The growth of the internet has shrunk the world, with podcasting and livestreaming opportunities making us all potential broadcasters. A century ago, the church of our first religious broadcaster Dr Boon had its minister absent but congregation present.

During the Covid-19 pandemic, the opposite occurred as preachers became YouTubers: minister present, congregation absent.

Religious broadcasting serves a different purpose than it used to. The early BBC – one channel, one audience – ministered to the nation, even the empire. Now we have choice, and those seeking Christian programmes are likely to already be Christians. The media either preaches to the converted, or doesn’t preach at all.

The BBC’s new religion editor, Aleem Maqbool, is optimistic that religious stories are finding a place in news coverage. After all, they’re human stories, of faith and hope amid global crises. But with enforced quotas for religious programming all but gone, we may need to remind commissioners, and viewers, that religious stories are still worth telling.

If you watch a religious programme and enjoy it, make sure you talk about it with friends and on social media. Ask for more – and you may receive. But expect the long haul: Kathleen Cordeaux’s 1926 campaign took two years before the Daily Service arrived. 

The government is keen to update public service broadcasting for the streaming age – which may mean cuts, closures and major changes to schedules. Old favourites may be uprooted; new favourites may need time to germinate. Programme-makers may ponder what religious programming looks like on Netflix.
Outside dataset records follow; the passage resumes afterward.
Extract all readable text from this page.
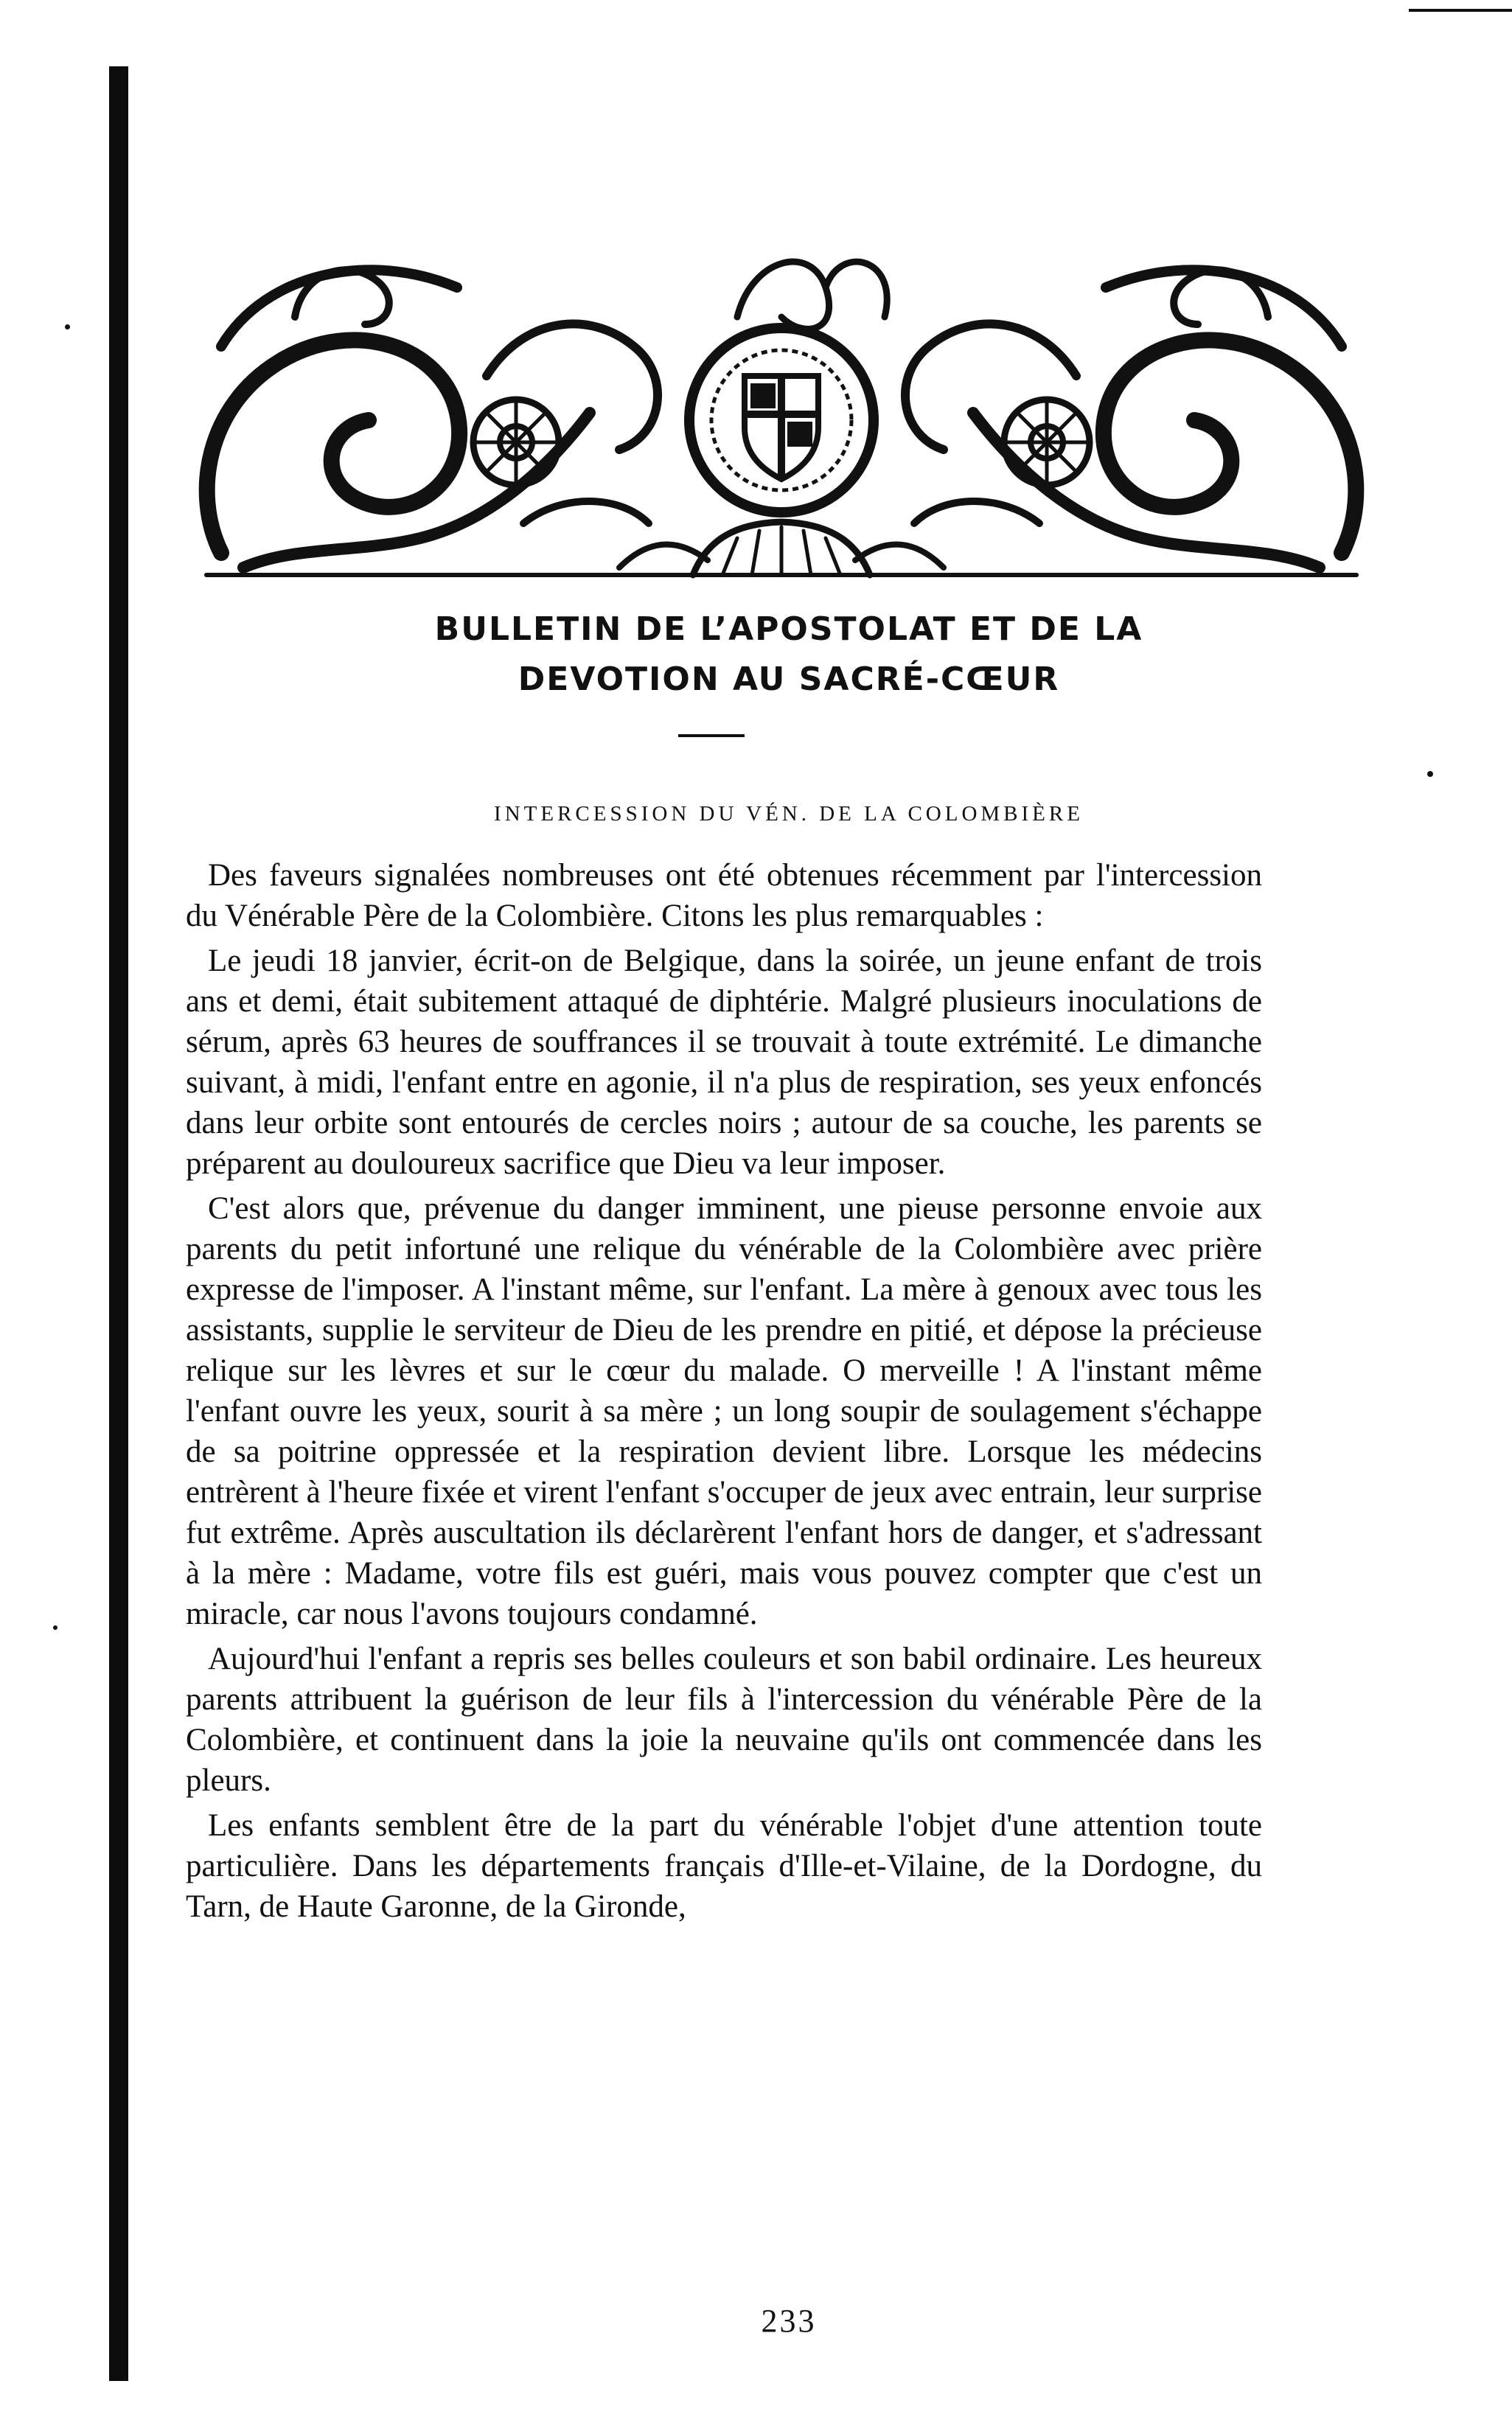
BULLETIN DE L’APOSTOLAT ET DE LA
DEVOTION AU SACRÉ-CŒUR
INTERCESSION DU VÉN. DE LA COLOMBIÈRE

Des faveurs signalées nombreuses ont été obtenues récemment par l'intercession du Vénérable Père de la Colombière. Citons les plus remarquables :

Le jeudi 18 janvier, écrit-on de Belgique, dans la soirée, un jeune enfant de trois ans et demi, était subitement attaqué de diphtérie. Malgré plusieurs inoculations de sérum, après 63 heures de souffrances il se trouvait à toute extrémité. Le dimanche suivant, à midi, l'enfant entre en agonie, il n'a plus de respiration, ses yeux enfoncés dans leur orbite sont entourés de cercles noirs ; autour de sa couche, les parents se préparent au douloureux sacrifice que Dieu va leur imposer.

C'est alors que, prévenue du danger imminent, une pieuse personne envoie aux parents du petit infortuné une relique du vénérable de la Colombière avec prière expresse de l'imposer. A l'instant même, sur l'enfant. La mère à genoux avec tous les assistants, supplie le serviteur de Dieu de les prendre en pitié, et dépose la précieuse relique sur les lèvres et sur le cœur du malade. O merveille ! A l'instant même l'enfant ouvre les yeux, sourit à sa mère ; un long soupir de soulagement s'échappe de sa poitrine oppressée et la respiration devient libre. Lorsque les médecins entrèrent à l'heure fixée et virent l'enfant s'occuper de jeux avec entrain, leur surprise fut extrême. Après auscultation ils déclarèrent l'enfant hors de danger, et s'adressant à la mère : Madame, votre fils est guéri, mais vous pouvez compter que c'est un miracle, car nous l'avons toujours condamné.

Aujourd'hui l'enfant a repris ses belles couleurs et son babil ordinaire. Les heureux parents attribuent la guérison de leur fils à l'intercession du vénérable Père de la Colombière, et continuent dans la joie la neuvaine qu'ils ont commencée dans les pleurs.

Les enfants semblent être de la part du vénérable l'objet d'une attention toute particulière. Dans les départements français d'Ille-et-Vilaine, de la Dordogne, du Tarn, de Haute Garonne, de la Gironde,

233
The transmission of religious services may have a rocky path ahead, but daily scatterings of inspiration continue as we pause for Thought for the Day. Some like it, some loathe it, but this welcome deep breath away from the news will continue if listeners want it.

Self-improvement podcasts and YouTube channels imply that we still seek answers to life’s questions; carefully presented religious media can still offer a way, truth and life.

Whatever the next century holds, it’ll be down to creative, faithful individuals to bring the immortal through the invisible, into our homes, eyes and ears. We may not gather around the television by the billions again, but we still crave spiritual sustenance.

And whether it’s by TV, tablet or earphone, I pray we’ll keep following the example of the parabolic sower: broadly casting our message, hoping it finds good soil to produce a crop 100 times what’s sown.

Whoever has ears, let them keep on hearing – even if the seeds are now in new hands.